As the management guru Peter Drucker pointed out a long time ago, at a certain point in the innovation cycle, businesses stop investing and start reaping the returns on their investments. Right now, though, Big Tech can see the endpoint coming to capture returns on their previous investments, but they can also see that while we wait for the next techno-economic paradigm, they can continue to reap further returns from the current dying paradigm by propping up generative AI as a way to also prop up their expensive asset base. Unfortunately, the enormous sums invested in computing capacity for generative AI have to make an enormous return, or they’ll be wasted. Jim Covello, Head of Global Equity Research at Goldman Sachs, argues that although AI looks like it’ll attract US$1 trillion in investment in the coming years, there really isn’t a US$1 trillion problem for it to solve. Someone’s going to lose a lot of money.
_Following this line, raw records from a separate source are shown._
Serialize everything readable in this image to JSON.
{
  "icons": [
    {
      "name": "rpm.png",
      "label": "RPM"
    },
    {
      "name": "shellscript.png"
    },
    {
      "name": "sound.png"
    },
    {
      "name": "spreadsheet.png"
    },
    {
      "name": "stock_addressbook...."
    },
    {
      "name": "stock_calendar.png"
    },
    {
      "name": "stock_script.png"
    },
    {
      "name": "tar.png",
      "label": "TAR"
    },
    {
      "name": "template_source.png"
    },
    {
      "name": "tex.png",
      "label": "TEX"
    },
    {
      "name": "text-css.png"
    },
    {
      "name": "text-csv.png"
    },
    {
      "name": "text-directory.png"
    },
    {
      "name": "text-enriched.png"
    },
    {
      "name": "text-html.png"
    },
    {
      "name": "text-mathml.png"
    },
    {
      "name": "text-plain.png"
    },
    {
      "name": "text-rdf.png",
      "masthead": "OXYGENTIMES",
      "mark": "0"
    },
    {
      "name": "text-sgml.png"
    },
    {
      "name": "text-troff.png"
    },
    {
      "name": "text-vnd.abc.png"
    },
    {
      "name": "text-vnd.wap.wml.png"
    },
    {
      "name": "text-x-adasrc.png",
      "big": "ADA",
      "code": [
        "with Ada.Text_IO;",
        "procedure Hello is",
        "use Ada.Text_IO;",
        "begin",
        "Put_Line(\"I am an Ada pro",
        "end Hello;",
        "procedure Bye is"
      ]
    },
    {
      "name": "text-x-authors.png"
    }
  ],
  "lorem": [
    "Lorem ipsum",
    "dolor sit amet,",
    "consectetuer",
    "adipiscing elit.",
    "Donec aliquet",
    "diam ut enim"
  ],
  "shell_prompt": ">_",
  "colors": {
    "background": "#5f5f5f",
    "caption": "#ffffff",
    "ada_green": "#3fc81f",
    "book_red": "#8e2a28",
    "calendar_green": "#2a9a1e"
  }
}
To conclude, none of this would be an especially big problem except that more and more government, public capital, and private capital investment is going into AI, especially generative AI. This investment could be going elsewhere rather than being narrowly deployed to support one (highly speculative) technological system. And, if I’m right that this is the death throes of the current techno-economic paradigm, then all this investment is being sucked into recouping the investment of Big Tech firms rather than laying the groundwork for the start of the next cycle. Our future is being starved to feed a defunct technoscientific cycle.

Calls to Action:

  • We need to strengthen competition policy. This is happening in Canada and other countries, but it needs continuous support so that specific sectors, companies, and investors cannot undermine markets.
  • We need to diversify ownership of the “digital infrastructure stack” on which we all depend. This means investing in broadening the range of infrastructure providers, including investing in publicly-owned or non-profit alternatives in Canada. This is becoming more important with President Trump’s threatened tariffs.
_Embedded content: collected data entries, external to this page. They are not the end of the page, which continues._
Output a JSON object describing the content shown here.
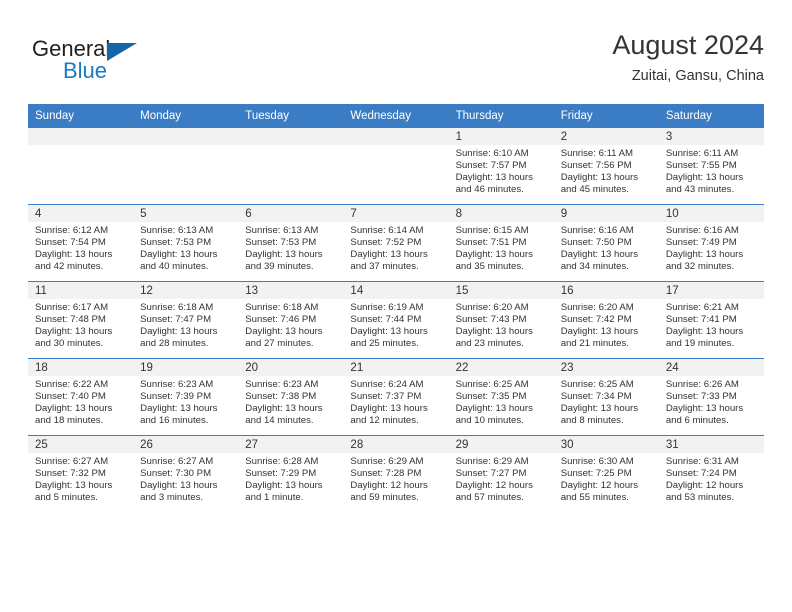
{
  "brand": {
    "name_top": "General",
    "name_bottom": "Blue",
    "accent_color": "#1c7bc0",
    "triangle_color": "#1565a8",
    "triangle_icon": "triangle-icon"
  },
  "header": {
    "month_title": "August 2024",
    "location": "Zuitai, Gansu, China"
  },
  "calendar": {
    "header_bg": "#3b7dc4",
    "daynum_bg": "#f2f2f2",
    "weekdays": [
      "Sunday",
      "Monday",
      "Tuesday",
      "Wednesday",
      "Thursday",
      "Friday",
      "Saturday"
    ],
    "weeks": [
      [
        {
          "day": "",
          "sunrise": "",
          "sunset": "",
          "daylight1": "",
          "daylight2": ""
        },
        {
          "day": "",
          "sunrise": "",
          "sunset": "",
          "daylight1": "",
          "daylight2": ""
        },
        {
          "day": "",
          "sunrise": "",
          "sunset": "",
          "daylight1": "",
          "daylight2": ""
        },
        {
          "day": "",
          "sunrise": "",
          "sunset": "",
          "daylight1": "",
          "daylight2": ""
        },
        {
          "day": "1",
          "sunrise": "Sunrise: 6:10 AM",
          "sunset": "Sunset: 7:57 PM",
          "daylight1": "Daylight: 13 hours",
          "daylight2": "and 46 minutes."
        },
        {
          "day": "2",
          "sunrise": "Sunrise: 6:11 AM",
          "sunset": "Sunset: 7:56 PM",
          "daylight1": "Daylight: 13 hours",
          "daylight2": "and 45 minutes."
        },
        {
          "day": "3",
          "sunrise": "Sunrise: 6:11 AM",
          "sunset": "Sunset: 7:55 PM",
          "daylight1": "Daylight: 13 hours",
          "daylight2": "and 43 minutes."
        }
      ],
      [
        {
          "day": "4",
          "sunrise": "Sunrise: 6:12 AM",
          "sunset": "Sunset: 7:54 PM",
          "daylight1": "Daylight: 13 hours",
          "daylight2": "and 42 minutes."
        },
        {
          "day": "5",
          "sunrise": "Sunrise: 6:13 AM",
          "sunset": "Sunset: 7:53 PM",
          "daylight1": "Daylight: 13 hours",
          "daylight2": "and 40 minutes."
        },
        {
          "day": "6",
          "sunrise": "Sunrise: 6:13 AM",
          "sunset": "Sunset: 7:53 PM",
          "daylight1": "Daylight: 13 hours",
          "daylight2": "and 39 minutes."
        },
        {
          "day": "7",
          "sunrise": "Sunrise: 6:14 AM",
          "sunset": "Sunset: 7:52 PM",
          "daylight1": "Daylight: 13 hours",
          "daylight2": "and 37 minutes."
        },
        {
          "day": "8",
          "sunrise": "Sunrise: 6:15 AM",
          "sunset": "Sunset: 7:51 PM",
          "daylight1": "Daylight: 13 hours",
          "daylight2": "and 35 minutes."
        },
        {
          "day": "9",
          "sunrise": "Sunrise: 6:16 AM",
          "sunset": "Sunset: 7:50 PM",
          "daylight1": "Daylight: 13 hours",
          "daylight2": "and 34 minutes."
        },
        {
          "day": "10",
          "sunrise": "Sunrise: 6:16 AM",
          "sunset": "Sunset: 7:49 PM",
          "daylight1": "Daylight: 13 hours",
          "daylight2": "and 32 minutes."
        }
      ],
      [
        {
          "day": "11",
          "sunrise": "Sunrise: 6:17 AM",
          "sunset": "Sunset: 7:48 PM",
          "daylight1": "Daylight: 13 hours",
          "daylight2": "and 30 minutes."
        },
        {
          "day": "12",
          "sunrise": "Sunrise: 6:18 AM",
          "sunset": "Sunset: 7:47 PM",
          "daylight1": "Daylight: 13 hours",
          "daylight2": "and 28 minutes."
        },
        {
          "day": "13",
          "sunrise": "Sunrise: 6:18 AM",
          "sunset": "Sunset: 7:46 PM",
          "daylight1": "Daylight: 13 hours",
          "daylight2": "and 27 minutes."
        },
        {
          "day": "14",
          "sunrise": "Sunrise: 6:19 AM",
          "sunset": "Sunset: 7:44 PM",
          "daylight1": "Daylight: 13 hours",
          "daylight2": "and 25 minutes."
        },
        {
          "day": "15",
          "sunrise": "Sunrise: 6:20 AM",
          "sunset": "Sunset: 7:43 PM",
          "daylight1": "Daylight: 13 hours",
          "daylight2": "and 23 minutes."
        },
        {
          "day": "16",
          "sunrise": "Sunrise: 6:20 AM",
          "sunset": "Sunset: 7:42 PM",
          "daylight1": "Daylight: 13 hours",
          "daylight2": "and 21 minutes."
        },
        {
          "day": "17",
          "sunrise": "Sunrise: 6:21 AM",
          "sunset": "Sunset: 7:41 PM",
          "daylight1": "Daylight: 13 hours",
          "daylight2": "and 19 minutes."
        }
      ],
      [
        {
          "day": "18",
          "sunrise": "Sunrise: 6:22 AM",
          "sunset": "Sunset: 7:40 PM",
          "daylight1": "Daylight: 13 hours",
          "daylight2": "and 18 minutes."
        },
        {
          "day": "19",
          "sunrise": "Sunrise: 6:23 AM",
          "sunset": "Sunset: 7:39 PM",
          "daylight1": "Daylight: 13 hours",
          "daylight2": "and 16 minutes."
        },
        {
          "day": "20",
          "sunrise": "Sunrise: 6:23 AM",
          "sunset": "Sunset: 7:38 PM",
          "daylight1": "Daylight: 13 hours",
          "daylight2": "and 14 minutes."
        },
        {
          "day": "21",
          "sunrise": "Sunrise: 6:24 AM",
          "sunset": "Sunset: 7:37 PM",
          "daylight1": "Daylight: 13 hours",
          "daylight2": "and 12 minutes."
        },
        {
          "day": "22",
          "sunrise": "Sunrise: 6:25 AM",
          "sunset": "Sunset: 7:35 PM",
          "daylight1": "Daylight: 13 hours",
          "daylight2": "and 10 minutes."
        },
        {
          "day": "23",
          "sunrise": "Sunrise: 6:25 AM",
          "sunset": "Sunset: 7:34 PM",
          "daylight1": "Daylight: 13 hours",
          "daylight2": "and 8 minutes."
        },
        {
          "day": "24",
          "sunrise": "Sunrise: 6:26 AM",
          "sunset": "Sunset: 7:33 PM",
          "daylight1": "Daylight: 13 hours",
          "daylight2": "and 6 minutes."
        }
      ],
      [
        {
          "day": "25",
          "sunrise": "Sunrise: 6:27 AM",
          "sunset": "Sunset: 7:32 PM",
          "daylight1": "Daylight: 13 hours",
          "daylight2": "and 5 minutes."
        },
        {
          "day": "26",
          "sunrise": "Sunrise: 6:27 AM",
          "sunset": "Sunset: 7:30 PM",
          "daylight1": "Daylight: 13 hours",
          "daylight2": "and 3 minutes."
        },
        {
          "day": "27",
          "sunrise": "Sunrise: 6:28 AM",
          "sunset": "Sunset: 7:29 PM",
          "daylight1": "Daylight: 13 hours",
          "daylight2": "and 1 minute."
        },
        {
          "day": "28",
          "sunrise": "Sunrise: 6:29 AM",
          "sunset": "Sunset: 7:28 PM",
          "daylight1": "Daylight: 12 hours",
          "daylight2": "and 59 minutes."
        },
        {
          "day": "29",
          "sunrise": "Sunrise: 6:29 AM",
          "sunset": "Sunset: 7:27 PM",
          "daylight1": "Daylight: 12 hours",
          "daylight2": "and 57 minutes."
        },
        {
          "day": "30",
          "sunrise": "Sunrise: 6:30 AM",
          "sunset": "Sunset: 7:25 PM",
          "daylight1": "Daylight: 12 hours",
          "daylight2": "and 55 minutes."
        },
        {
          "day": "31",
          "sunrise": "Sunrise: 6:31 AM",
          "sunset": "Sunset: 7:24 PM",
          "daylight1": "Daylight: 12 hours",
          "daylight2": "and 53 minutes."
        }
      ]
    ]
  }
}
“We need to broaden the focus of technology investment so that it doesn’t (mainly) end up going into one sector or technology (e.g. generative AI). This means finding ways to incentivize diverse investment strategies and disincentivize narrow ones.”
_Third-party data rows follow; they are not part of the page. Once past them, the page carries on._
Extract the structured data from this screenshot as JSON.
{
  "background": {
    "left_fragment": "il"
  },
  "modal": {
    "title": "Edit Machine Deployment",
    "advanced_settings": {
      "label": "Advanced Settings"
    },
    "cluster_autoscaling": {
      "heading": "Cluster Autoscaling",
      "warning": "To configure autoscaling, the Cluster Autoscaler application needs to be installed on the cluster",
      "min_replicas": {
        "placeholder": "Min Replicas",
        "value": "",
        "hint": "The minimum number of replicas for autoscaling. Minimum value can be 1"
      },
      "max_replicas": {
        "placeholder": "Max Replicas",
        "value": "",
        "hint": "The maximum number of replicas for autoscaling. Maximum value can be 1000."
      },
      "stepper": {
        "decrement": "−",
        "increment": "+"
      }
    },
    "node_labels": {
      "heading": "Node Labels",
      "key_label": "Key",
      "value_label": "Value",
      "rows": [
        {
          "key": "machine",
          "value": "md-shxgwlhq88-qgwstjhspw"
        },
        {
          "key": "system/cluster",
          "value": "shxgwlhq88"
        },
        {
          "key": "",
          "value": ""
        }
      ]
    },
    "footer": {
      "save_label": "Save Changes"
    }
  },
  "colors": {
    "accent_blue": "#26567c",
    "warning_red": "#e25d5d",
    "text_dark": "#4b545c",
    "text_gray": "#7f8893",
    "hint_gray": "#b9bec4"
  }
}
  • We need to rethink the way we fund technological innovation, especially productivity-enhancing technologies. Currently, early-stage funding tends to be focused on a few startups that have the potential to capture whole markets, locking us into a (potentially problematic) socio-technical system. Lock-in can very easily lead to stagnation and decline while limiting our capacity to develop new ideas and technologies.
  • We need to broaden the focus of technology investment so that it doesn’t (mainly) end up going into one sector or technology (e.g. generative AI). This means finding ways to incentivize diverse investment strategies and disincentivize narrow ones.
  • We need to value a range of social, political, and economic outcomes when it comes to technological innovation. Focusing on monetary outcomes to the near exclusion of social or political outcomes undermines our social fabric and political institutions; this means supporting and nurturing technologies which are not monetizable.